Le conseguenze della legge sono evidenti. Si pensi che, solo nella provincia di Bergamo, sono state chiuse nell’ultimo anno e mezzo tre comunità evangeliche e un centro islamico aperto in una vecchia officina. Il caso più recente riguarda il Comune di Gorle che ha ordinato la chiusura e la confisca per abusi edilizi di una chiesa pentecostale nigeriana. Il provvedimento è stato tempestivamente sospeso dal TAR di Brescia.

Delle difficoltà che incontrano le piccole comunità religiose in Lombardia, è conscio il Comune di Milano che prendendo atto della nuova società multi-religiosa, sta istituendo “L’Albo delle associazioni e organizzazione religiose” al fine di favorire il dialogo interreligioso e fra l’amministrazione e le diverse comunità religiose presenti sul territorio cittadino. L’Albo ha anche lo scopo esplicito di “fornire supporto per l’esecuzione delle disposizioni previste dalla legge regionale n. 12 del 2005” e “facilitare la partecipazione a procedure pubbliche per la destinazione di strutture o aree demaniali per servizi religiosi.”

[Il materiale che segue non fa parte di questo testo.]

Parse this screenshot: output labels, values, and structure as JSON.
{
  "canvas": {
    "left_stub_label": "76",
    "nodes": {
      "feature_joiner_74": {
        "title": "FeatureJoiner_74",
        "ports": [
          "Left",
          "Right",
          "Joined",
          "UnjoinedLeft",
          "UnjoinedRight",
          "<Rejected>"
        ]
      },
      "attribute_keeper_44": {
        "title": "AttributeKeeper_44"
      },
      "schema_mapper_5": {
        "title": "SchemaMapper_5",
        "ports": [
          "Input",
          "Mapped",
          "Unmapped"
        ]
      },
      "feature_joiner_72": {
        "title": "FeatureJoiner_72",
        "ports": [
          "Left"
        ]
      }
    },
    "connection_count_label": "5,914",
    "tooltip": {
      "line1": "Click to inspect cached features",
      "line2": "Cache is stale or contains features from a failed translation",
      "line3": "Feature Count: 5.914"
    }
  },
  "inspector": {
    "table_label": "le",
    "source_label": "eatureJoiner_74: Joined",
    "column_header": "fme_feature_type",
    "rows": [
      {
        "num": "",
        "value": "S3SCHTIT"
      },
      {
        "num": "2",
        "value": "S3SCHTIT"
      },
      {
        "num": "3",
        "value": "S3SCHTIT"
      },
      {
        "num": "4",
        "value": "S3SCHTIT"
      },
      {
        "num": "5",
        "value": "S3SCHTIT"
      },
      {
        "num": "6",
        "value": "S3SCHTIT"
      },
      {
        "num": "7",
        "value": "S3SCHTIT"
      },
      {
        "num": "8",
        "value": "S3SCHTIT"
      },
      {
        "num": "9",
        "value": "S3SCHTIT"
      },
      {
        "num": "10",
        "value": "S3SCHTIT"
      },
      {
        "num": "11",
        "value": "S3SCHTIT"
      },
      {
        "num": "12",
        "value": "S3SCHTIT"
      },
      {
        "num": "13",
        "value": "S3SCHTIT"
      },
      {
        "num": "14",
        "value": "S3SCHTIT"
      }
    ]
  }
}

Gli sforzi dell’amministrazione comunale sono sicuramente apprezzabili, ma l’intervento del Comune rimane comunque limitato alle proprie competenze e ai vincoli posti dalle leggi regionali e statali.

Se si pensa che la disciplina della libertà religiosa delle confessioni prive di un’intesa con lo Stato è tutt’oggi rimessa  alle norme fasciste del 1929 sui “Culti ammessi”, ci si rende conto che la strada verso l’uguaglianza fra le religioni e un’effettiva libertà di coscienza degli individui, è ancora lunga.